Tuesday, December 28, 2010

NEW YORK (AP) -- Time Warner Cable Inc. customers from Portland, Maine, to Pensacola, Fla., could lose access to one of their network TV stations because of a contract dispute with Sinclair Broadcast Group.
The dust-up between Sinclair and Time Warner is one of a growing number of disputes over the fees that cable providers pay broadcast stations to include their signals in channel lineups. The last high-profile dispute that caused a blackout came earlier this year when Cablevision Systems Corp. customers went without Fox programming for 15 days - missing two World Series games.

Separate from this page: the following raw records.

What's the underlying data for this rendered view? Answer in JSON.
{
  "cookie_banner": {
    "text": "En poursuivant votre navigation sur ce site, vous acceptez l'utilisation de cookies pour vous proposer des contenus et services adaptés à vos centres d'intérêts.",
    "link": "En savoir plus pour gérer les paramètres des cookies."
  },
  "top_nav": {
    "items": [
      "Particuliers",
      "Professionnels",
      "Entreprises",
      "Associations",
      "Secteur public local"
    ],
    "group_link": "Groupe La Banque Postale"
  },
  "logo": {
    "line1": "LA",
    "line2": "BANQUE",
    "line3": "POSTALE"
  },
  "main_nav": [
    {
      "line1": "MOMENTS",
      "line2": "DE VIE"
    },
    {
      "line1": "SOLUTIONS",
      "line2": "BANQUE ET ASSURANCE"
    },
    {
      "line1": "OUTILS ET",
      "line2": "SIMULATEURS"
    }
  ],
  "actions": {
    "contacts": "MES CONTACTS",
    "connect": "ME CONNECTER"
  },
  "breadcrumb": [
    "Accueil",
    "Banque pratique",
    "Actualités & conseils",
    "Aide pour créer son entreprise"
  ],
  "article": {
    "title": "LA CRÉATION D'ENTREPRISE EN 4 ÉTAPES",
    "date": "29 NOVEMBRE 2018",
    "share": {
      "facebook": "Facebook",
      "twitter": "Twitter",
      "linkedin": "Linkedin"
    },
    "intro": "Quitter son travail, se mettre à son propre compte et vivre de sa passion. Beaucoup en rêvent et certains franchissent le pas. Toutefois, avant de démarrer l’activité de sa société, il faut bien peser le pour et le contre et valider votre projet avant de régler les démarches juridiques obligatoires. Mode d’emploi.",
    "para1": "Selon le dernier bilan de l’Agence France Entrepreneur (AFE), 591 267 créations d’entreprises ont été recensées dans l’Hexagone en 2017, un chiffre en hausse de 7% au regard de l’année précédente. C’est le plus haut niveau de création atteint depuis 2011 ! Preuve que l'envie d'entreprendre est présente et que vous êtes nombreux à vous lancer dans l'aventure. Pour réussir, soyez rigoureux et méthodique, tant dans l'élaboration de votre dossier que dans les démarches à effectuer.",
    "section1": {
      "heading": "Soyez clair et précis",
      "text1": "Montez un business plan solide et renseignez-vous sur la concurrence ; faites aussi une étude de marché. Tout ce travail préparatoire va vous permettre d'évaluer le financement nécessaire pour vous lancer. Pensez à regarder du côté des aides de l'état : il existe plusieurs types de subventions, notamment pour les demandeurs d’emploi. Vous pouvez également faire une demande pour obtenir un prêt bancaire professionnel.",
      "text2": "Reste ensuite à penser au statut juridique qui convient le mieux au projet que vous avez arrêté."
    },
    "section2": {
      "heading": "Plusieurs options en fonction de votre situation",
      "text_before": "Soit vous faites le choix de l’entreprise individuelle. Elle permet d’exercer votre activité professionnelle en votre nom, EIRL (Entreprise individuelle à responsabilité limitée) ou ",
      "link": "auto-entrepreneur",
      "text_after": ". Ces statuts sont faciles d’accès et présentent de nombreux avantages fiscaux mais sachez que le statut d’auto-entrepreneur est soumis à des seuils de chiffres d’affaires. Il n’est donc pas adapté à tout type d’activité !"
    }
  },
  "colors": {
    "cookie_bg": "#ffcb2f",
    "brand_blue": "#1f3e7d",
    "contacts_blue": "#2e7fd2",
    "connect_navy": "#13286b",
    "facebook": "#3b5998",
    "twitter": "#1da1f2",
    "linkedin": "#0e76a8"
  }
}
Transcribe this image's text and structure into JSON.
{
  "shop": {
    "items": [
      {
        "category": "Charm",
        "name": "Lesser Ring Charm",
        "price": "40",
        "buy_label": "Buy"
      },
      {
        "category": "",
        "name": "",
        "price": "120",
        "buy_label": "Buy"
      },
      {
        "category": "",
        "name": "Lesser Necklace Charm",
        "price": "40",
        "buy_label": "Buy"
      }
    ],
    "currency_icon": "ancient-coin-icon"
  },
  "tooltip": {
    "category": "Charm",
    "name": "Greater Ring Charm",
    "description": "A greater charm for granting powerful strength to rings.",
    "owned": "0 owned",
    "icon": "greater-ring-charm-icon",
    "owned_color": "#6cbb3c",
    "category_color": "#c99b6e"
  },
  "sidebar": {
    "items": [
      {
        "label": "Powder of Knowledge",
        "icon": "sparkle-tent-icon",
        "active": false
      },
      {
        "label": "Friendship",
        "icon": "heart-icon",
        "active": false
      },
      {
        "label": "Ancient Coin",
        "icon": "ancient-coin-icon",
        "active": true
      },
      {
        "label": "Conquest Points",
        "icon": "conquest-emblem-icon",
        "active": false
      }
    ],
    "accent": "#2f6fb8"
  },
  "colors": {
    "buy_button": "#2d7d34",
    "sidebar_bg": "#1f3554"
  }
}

Broadcast companies used to allow cable providers to carry their channels for free and made their money selling commercial time. But competition with cable networks for ad dollars has intensified, and the recession underscored how quickly ad spending can fall off when businesses need to cut spending. Now broadcasters see these fees from cable providers as a crucial second revenue stream.
In the latest dispute, Sinclair is asking for more cash for the right to carry signals from its stations, but Time Warner Cable is resisting the increase.
If a deal isn't reached, 33 Sinclair stations in 21 markets - among them Fox, NBC, CBS and ABC affiliates - could go dark for Time Warner customers after midnight Friday. Sinclair said Tuesday that Time Warner has not presented a counterproposal since rejecting Sinclair's most recent offer. But in a statement, Time Warner said it is still ready to negotiate.
Sinclair, which is based in Hunt Valley, Md., doesn't have as much clout in these negotiations as the big networks themselves, which have stations in major markets such as New York and Los Angeles and are owned by media conglomerates, which also operate cable networks. Sinclair's stations are located in smaller cities, including San Antonio, Texas, Buffalo, N.Y., and Pittsburgh.